После одного такого утра с шерстью, яичной скорлупой и валяющимися на полу ногтями Лиз неделю принимала бы сильные успокоительные. Чтобы ее дети стали подростками и орали бы друг на друга в холле? Да лучше бы она удалила репродуктивные органы.
Грини обязательно бы сказал, что жизнь – это карнавал. Везде музыка и легкие закуски, провидицы и силачи – все это волшебно, дорогуша! Эдвард называл его гением счастья. Папа любил жизнь больше, чем кто бы то ни было. И это не детские выдумки маленькой девочки, представлявшей отца героем.
Если мы перестанем стремиться к изменениям и к личному росту, у нас будут проблемы.
А я? Я почти пятьдесят лет шла с папой на карнавал, пока одной февральской ночью он не отпустил мою руку и я не осталась одна. Совсем как прежняя, но гораздо более нервная и на 15 килограммов тяжелее.
Разве потери не должны менять нас к лучшему?

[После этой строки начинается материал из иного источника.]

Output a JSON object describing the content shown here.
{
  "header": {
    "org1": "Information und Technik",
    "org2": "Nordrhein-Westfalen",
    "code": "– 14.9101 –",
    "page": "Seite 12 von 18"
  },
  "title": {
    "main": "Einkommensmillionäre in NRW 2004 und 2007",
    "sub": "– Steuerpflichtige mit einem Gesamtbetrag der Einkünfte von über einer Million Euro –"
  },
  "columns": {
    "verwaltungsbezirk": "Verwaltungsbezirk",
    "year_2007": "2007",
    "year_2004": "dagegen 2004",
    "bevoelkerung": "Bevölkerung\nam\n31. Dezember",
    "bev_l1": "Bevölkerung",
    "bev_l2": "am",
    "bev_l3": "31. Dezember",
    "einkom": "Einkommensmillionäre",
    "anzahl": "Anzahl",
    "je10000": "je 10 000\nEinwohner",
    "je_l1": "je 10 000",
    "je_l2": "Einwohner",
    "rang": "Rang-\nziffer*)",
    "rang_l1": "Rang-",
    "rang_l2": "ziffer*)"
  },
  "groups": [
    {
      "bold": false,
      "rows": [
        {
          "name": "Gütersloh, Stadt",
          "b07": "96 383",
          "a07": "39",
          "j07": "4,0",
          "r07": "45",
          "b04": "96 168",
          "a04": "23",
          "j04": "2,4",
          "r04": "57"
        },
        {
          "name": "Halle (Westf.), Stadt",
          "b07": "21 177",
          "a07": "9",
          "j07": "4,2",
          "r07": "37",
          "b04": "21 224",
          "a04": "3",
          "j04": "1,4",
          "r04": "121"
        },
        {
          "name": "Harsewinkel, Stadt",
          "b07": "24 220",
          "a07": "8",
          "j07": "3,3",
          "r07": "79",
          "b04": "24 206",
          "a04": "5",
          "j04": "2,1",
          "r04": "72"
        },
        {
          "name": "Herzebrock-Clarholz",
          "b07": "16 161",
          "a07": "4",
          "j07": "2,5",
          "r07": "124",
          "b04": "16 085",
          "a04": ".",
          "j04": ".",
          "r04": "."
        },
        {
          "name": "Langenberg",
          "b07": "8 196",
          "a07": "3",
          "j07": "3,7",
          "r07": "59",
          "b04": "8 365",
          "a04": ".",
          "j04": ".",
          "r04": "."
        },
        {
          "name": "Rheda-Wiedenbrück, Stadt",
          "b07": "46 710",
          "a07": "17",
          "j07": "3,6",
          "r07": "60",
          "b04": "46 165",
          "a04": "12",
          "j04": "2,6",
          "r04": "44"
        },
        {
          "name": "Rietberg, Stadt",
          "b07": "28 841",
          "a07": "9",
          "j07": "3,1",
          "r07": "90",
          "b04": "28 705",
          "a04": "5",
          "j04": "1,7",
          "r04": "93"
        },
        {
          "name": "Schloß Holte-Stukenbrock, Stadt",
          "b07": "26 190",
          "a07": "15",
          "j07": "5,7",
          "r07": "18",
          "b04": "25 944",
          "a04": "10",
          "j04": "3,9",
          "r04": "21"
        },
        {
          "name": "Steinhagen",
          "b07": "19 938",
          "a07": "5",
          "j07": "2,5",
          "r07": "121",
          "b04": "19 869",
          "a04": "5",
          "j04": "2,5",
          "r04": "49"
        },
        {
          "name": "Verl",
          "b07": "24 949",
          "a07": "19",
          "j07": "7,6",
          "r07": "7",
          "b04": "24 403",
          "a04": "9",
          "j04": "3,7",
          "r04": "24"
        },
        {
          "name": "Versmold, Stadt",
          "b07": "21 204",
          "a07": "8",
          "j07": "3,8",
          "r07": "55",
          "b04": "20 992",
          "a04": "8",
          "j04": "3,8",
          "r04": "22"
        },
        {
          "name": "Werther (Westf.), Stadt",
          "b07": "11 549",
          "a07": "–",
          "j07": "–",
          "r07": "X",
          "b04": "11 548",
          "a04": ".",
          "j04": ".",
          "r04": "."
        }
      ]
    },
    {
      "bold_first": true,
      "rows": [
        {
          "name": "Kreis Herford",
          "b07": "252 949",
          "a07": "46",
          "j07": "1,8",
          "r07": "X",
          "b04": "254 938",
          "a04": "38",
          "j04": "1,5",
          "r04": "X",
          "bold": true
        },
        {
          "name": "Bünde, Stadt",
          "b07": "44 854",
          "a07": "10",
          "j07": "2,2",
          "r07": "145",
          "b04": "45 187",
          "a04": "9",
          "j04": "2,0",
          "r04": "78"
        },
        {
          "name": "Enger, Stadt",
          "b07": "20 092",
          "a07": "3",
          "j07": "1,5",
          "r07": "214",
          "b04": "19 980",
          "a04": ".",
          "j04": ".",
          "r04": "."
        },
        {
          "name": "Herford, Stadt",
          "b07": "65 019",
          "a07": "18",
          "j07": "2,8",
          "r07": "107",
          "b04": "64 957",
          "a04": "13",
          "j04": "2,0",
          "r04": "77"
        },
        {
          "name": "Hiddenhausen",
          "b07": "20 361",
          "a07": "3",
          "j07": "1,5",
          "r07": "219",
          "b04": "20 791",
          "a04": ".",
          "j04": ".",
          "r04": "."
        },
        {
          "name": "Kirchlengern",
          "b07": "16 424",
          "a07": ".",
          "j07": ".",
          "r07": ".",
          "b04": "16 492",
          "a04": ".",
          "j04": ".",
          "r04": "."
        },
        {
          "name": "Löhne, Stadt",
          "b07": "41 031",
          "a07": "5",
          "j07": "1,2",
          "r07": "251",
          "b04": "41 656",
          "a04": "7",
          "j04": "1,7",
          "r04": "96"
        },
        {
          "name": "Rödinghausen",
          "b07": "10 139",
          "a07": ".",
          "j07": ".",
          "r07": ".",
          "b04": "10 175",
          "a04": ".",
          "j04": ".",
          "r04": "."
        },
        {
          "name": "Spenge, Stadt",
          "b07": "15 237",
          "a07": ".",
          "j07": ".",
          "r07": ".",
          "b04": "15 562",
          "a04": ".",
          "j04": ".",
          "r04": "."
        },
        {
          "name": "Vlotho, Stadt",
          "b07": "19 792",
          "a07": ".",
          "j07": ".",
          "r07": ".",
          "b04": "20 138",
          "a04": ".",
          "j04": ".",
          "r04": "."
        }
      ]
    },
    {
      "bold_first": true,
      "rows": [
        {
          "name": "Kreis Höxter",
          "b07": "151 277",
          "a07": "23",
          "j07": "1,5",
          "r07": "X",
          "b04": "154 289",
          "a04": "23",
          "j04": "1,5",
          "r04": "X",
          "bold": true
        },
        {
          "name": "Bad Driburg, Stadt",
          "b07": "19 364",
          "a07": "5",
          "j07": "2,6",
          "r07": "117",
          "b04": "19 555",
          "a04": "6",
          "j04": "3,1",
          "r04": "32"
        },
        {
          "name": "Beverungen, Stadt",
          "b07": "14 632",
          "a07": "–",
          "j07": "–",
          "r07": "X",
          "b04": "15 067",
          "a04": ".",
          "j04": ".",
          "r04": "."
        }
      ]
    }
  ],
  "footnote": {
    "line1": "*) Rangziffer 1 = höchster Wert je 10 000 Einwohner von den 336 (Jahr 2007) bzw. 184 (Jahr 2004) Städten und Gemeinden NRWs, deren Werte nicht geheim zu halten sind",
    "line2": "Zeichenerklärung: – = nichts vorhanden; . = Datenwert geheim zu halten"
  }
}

Может быть, фразочка Уилла – все так, как есть – применима и в этом случае. Забвение, желание сжаться в точку, раздражительность и стыд, сбивающая с ног боль – все так, как есть. Разум никогда не отдыхает. Он блуждает, фиксируется и переосмысливает – ведь все так, как есть. Сердца не бездействуют, они расширяются и сжимаются, они бьются и прощают, так и есть – если имеешь сердце. И жизнь не длится вечно, ты можешь трепетать, путаться, ходить по кругу, парить в воздухе и даже исчезнуть. Все так, как есть, – если ты живой.
Боль – это агония. Неудачи – фатальны. У меня сменились приоритеты, и было сложно смириться с тем, во что я превратила свою жизнь.